Zwar setzte es zwischenzeitlich eine knappe Niederlage, doch die Mannschaft fand rasch zurück in die Erfolgsspur. Der abschließende klare Erfolg vor der Winterpause sorgte für einen stimmigen Schlusspunkt der Hinrunde.
Kaiser betonte im Gespräch mehrfach die interne Geschlossenheit: „Unsere Stärke ist das Kollektiv, die Kameradschaft und der Zusammenhalt von der Vereinsführung bis zu den Spielern.“ Der Trainer setzt bewusst auf Kontinuität statt großer Umbrüche. „Wir sind unserer Linie treu geblieben: Es gibt keine Abgänge, aber einen Zugang“, erklärt er.
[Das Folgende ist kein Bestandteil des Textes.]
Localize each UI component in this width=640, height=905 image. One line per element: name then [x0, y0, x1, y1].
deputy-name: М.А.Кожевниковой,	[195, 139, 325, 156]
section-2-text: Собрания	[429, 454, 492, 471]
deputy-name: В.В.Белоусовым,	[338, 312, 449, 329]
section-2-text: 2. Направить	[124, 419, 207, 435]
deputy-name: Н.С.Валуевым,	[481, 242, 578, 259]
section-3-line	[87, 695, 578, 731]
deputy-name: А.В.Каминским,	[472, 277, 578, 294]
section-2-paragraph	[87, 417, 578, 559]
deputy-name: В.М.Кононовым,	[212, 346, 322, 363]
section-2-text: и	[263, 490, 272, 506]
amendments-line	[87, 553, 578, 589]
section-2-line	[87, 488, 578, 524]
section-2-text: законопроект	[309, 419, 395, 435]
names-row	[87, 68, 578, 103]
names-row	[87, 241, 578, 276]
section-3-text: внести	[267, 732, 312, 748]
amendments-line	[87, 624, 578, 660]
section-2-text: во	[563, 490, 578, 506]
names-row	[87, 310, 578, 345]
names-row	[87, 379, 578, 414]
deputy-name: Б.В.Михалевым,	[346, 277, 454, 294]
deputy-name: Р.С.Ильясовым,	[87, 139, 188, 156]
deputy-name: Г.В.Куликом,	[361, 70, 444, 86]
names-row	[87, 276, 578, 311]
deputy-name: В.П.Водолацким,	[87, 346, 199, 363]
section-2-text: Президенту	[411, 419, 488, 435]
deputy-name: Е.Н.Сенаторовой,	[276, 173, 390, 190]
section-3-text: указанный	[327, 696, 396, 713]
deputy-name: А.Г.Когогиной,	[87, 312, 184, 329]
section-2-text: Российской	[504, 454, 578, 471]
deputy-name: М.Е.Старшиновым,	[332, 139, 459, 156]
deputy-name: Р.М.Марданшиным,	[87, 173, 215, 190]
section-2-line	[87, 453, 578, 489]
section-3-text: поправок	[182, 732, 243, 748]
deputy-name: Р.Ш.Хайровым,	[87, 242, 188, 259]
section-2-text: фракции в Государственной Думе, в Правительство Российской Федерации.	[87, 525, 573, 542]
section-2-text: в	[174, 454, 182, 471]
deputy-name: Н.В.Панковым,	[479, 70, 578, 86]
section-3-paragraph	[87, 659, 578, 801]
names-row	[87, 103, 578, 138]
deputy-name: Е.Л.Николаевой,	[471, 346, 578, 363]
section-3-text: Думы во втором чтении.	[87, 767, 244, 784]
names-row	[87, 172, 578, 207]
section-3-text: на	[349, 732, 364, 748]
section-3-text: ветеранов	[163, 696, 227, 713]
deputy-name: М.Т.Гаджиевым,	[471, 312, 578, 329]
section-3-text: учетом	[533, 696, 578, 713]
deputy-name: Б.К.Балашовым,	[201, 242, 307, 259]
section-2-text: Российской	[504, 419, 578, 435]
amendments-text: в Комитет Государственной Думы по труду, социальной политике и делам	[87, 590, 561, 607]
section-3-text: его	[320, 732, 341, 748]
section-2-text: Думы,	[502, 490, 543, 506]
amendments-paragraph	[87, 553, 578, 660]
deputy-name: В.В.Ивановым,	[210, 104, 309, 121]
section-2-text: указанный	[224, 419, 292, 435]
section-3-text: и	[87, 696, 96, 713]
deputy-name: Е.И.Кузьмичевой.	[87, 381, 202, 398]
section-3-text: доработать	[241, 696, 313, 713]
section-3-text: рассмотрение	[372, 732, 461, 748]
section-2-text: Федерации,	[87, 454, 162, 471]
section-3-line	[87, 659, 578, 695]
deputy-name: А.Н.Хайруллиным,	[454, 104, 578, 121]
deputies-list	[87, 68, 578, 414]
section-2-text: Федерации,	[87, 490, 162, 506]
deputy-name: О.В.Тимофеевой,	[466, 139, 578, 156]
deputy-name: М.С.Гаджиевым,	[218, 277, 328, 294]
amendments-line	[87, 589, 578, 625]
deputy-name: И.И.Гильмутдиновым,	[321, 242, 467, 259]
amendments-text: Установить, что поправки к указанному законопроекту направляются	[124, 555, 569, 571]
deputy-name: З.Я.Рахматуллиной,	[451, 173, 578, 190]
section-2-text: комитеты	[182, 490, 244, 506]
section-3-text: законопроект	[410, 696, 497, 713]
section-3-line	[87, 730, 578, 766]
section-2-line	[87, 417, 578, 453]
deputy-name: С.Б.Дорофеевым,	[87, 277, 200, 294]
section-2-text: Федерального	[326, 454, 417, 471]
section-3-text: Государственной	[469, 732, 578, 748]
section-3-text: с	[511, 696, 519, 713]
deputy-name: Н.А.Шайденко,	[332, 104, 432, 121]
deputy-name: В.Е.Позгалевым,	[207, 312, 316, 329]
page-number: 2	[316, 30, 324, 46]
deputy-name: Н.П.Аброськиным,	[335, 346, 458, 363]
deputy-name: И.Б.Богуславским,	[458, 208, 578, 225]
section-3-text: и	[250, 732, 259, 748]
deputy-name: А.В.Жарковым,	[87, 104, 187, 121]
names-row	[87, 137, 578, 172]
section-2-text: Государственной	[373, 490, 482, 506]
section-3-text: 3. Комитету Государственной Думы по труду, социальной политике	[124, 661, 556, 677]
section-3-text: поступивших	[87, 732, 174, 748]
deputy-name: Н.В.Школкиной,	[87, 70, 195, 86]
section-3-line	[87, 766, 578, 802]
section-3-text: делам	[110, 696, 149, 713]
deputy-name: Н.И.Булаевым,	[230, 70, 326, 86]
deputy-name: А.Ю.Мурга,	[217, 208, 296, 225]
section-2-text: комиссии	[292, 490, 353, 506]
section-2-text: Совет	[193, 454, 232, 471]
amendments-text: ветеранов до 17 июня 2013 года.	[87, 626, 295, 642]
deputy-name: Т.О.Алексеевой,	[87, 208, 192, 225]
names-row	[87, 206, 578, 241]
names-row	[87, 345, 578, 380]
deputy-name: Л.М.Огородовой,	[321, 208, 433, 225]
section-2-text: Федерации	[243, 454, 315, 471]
Dieser Neuzugang verstärkt das Team in einer Doppelfunktion als Co-Trainer und Spieler und erweitert das Betreuerteam punktuell. „Mit diesem Plus an Know-how sind wir für unsere Ziele noch breiter aufgestellt.“ Auch gesundheitlich steht die Mannschaft bestens da: „Alle Spieler sind gesund, trainieren intensiv und freuen sich schon auf die Rückrunde.“
Die Ergebnisse der letzten Wochen belegen eine klare Trendwende in der Tabelle: Von Rang elf nach dem sechsten Spieltag kletterte Magdalensberg kontinuierlich auf Platz vier. Der Trainer führt das auf die Entwicklung junger Spieler und die mannschaftliche Balance zurück: „Alle Spieler haben einen Schritt nach vorne gemacht.“ Der Mix aus jungen und routinierten Spielern ist perfekt.
Besonders beeindruckt zeigte sich Kaiser von einem Ligakonkurrenten dem SK Kühnsdorf: „Sie sind sehr stabil und sehr schwer zu bespielen. Sie sind auch der Favorit in unserer Liga.“ Mit Blick auf die zweite Saisonhälfte formuliert er eine klare Zielrichtung: „Unser Ziel ist es, in dieser ausgeglichenen Klasse den Tabellenplatz zumindest zu halten und uns so lange wie möglich im oberen Tabellendrittel festzusetzen. Wir werden auf jeden Fall noch unangenehmer zu bespielen sein.“ Nach einer stabilen Hinrunde, 15 Spielen und 26 Punkten blickt der Trainer optimistisch in die Zukunft – mit Teamgeist, Disziplin und ehrgeizigem Blick nach vorn.